“Taboo” a word that can be best amount to “abominable subject matter”. A taboo can encompass a lot of things. From things you would never do to things that you don’t even want to talk about. In our culture, I cannot help but notice that there are just too many taboo topics. Now, I know that some of these topics are indeed more than a little awkward when brought up but, we all have to remember, problems can only be solved when we discuss them and most certainly not when we sweep it under the rug and pretend they don’t exist.
And no, before you get the wrong idea, this article is not about incest. Well, at least not most of it. Oh well, just read on to understand what I’m talking about.
Anyway, one of the biggest reasons problems like poverty, corruption, traffic and crime plague us to this very day not because we lack the faculties to address them but simply because we refuse to address them at all. It becomes hilarious when people even disguise their denial and delusion as “positive thinking” even though it is anything but positive. For instance, I do not think that thinking rabid dogs don’t exist will somehow miraculously make them cease to exist. Ladies and gentlemen, what I am saying here is that “positivity” isn’t just about “positive thinking” but also about “positive action”. This means that we need to acknowledge the negativity in our society first before we can turn them into something positive. Ignoring the negative aspects of the Philippines does nothing to actually address them and only sets them up into something much, much worse. Indeed, as an example, you can always deny that you have body odor but, when the air turns foul in your presence, how else can you explain it.
Anyway, here are three big taboo topics in the Philippines that I think we should discuss more:
Okay, nobody panic, I know what you’re probably thinking. Well yes, I can admit to actually being a pervert. I’m not going to be a hypocrite and pretend that I’m sort of saint. However, I am also aware of the fact that even perversion should have its limits. Unfortunately, because of our “pakipot” nature, we often sweep the topic of sex under the rug and pretend it doesn’t exist until it’s too late. Next thing you know, your son’s either a father or your daughter’s a mother.

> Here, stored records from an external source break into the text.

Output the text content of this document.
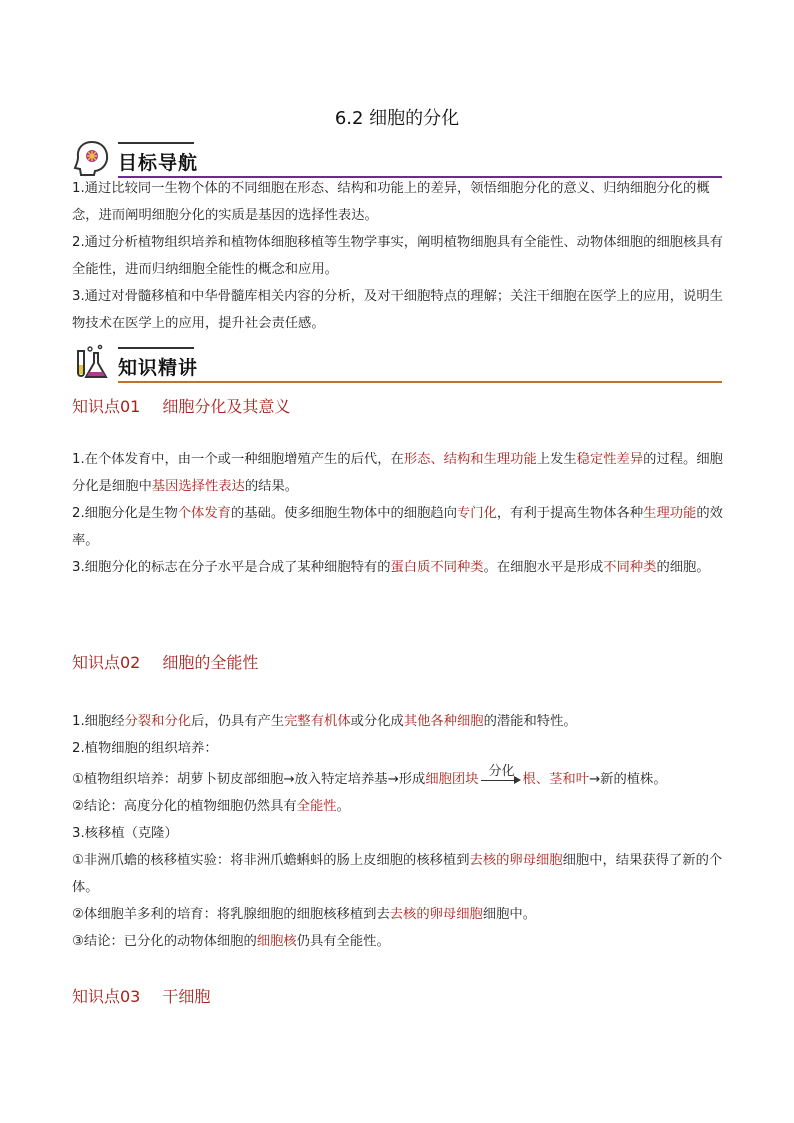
6.2 细胞的分化
目标导航

1.通过比较同一生物个体的不同细胞在形态、结构和功能上的差异，领悟细胞分化的意义、归纳细胞分化的概念，进而阐明细胞分化的实质是基因的选择性表达。

2.通过分析植物组织培养和植物体细胞移植等生物学事实，阐明植物细胞具有全能性、动物体细胞的细胞核具有全能性，进而归纳细胞全能性的概念和应用。

3.通过对骨髓移植和中华骨髓库相关内容的分析，及对干细胞特点的理解；关注干细胞在医学上的应用，说明生物技术在医学上的应用，提升社会责任感。

知识精讲
知识点01 细胞分化及其意义

1.在个体发育中，由一个或一种细胞增殖产生的后代，在形态、结构和生理功能上发生稳定性差异的过程。细胞分化是细胞中基因选择性表达的结果。

2.细胞分化是生物个体发育的基础。使多细胞生物体中的细胞趋向专门化，有利于提高生物体各种生理功能的效率。

3.细胞分化的标志在分子水平是合成了某种细胞特有的蛋白质不同种类。在细胞水平是形成不同种类的细胞。

知识点02 细胞的全能性

1.细胞经分裂和分化后，仍具有产生完整有机体或分化成其他各种细胞的潜能和特性。

2.植物细胞的组织培养：

①植物组织培养：胡萝卜韧皮部细胞→放入特定培养基→形成细胞团块
分化
根、茎和叶→新的植株。

②结论：高度分化的植物细胞仍然具有全能性。

3.核移植（克隆）

①非洲爪蟾的核移植实验：将非洲爪蟾蝌蚪的肠上皮细胞的核移植到去核的卵母细胞细胞中，结果获得了新的个体。

②体细胞羊多利的培育：将乳腺细胞的细胞核移植到去去核的卵母细胞细胞中。

③结论：已分化的动物体细胞的细胞核仍具有全能性。

知识点03 干细胞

Look, I know a lot of you will once again resort to the notion that our culture is different from that of western countries. However, that doesn’t really make what we do right either. Among many forward-thinking families in the United States, there is the “talk” that all parents have to go through with their children. Now it can be very awkward as some of my American friends have gone on to note, but they all know its necessity. It’s better, after all, to have a few hours of awkwardness than deal with a lifetime of regret because of an unplanned pregnancy.
Now, I want to make it clear that sex can be a very uncomfortable topic to discuss. However, it becomes hilarious when we actually demonize it even though it’s actually a part of who we are. By refusing to even acknowledge it, you get very awkward and often disastrous situations such as teen pregnancies or unfulfilled marriages because the couple never even took their sex life into account before they got married.
Here’s another topic that often causes a considerable amount of awkward silences in Pinoy society. Much like sex mentioned above, death is another uncomfortable but unfortunately inevitable part of life. Sooner or later we will all have to face the inevitability of the grave but so many of us even refuse to acknowledge it.
I’m not saying that we should simply give up on life. All I’m trying to say is that we should remember that life is limited and that we should make the best of it. Just because life is short doesn’t mean it’s worthless. While I think that it is never too late for anyone to discover their purpose in life, I also think that the earlier it is discovered, the better.
As T.S. Elliot once said: “Life you may evade, death you shall not.”
More often than not, by refusing to accept the inevitability of death, we often forget to live our lives the way we should. As we lose ourselves in our effort to drown out death’s call, we neglect our purpose in life and live unfulfilled and unappreciated lives.
Here’s probably the worst of the bunch. And no, I’m not just talking about petty crimes that are committed regularly by Filipinos against their own countrymen but also the crimes committed by politicians against their own people as well as acts of terrorism. Why is it that so many of us know nothing of the our society’s ails even though we are all likely to be affected by it in some way?
As mentioned in one of my previous articles quite a while back, I once had a clinical instructor who could only gawk at me and shake her head dismissively when I asked her opinion about the poisoned goods China seems to be shipping our way. I can account that many of my American friends are well aware of the problem and that their government and other authorities are working on a solution to prevent any further incidents caused by products with toxic properties that come from China. If every other Filipino sees the world like my clinical instructor (you know: “If it has nothing to do with me, I don’t care“), then we really are doomed because majority of us won’t actually care about the problem until we’re all dying of super-rabies or something similar.
When asked serious questions about the state of the nation, majority of us (yes, even politicians), don’t even bother to think about the question itself as they find it stressful. But then again, don’t any of them realize that, unless we acknowledge the problem, we will never find the solution for it. You cannot stop a crime by just gawking or ignoring it; you stop it by actually doing something!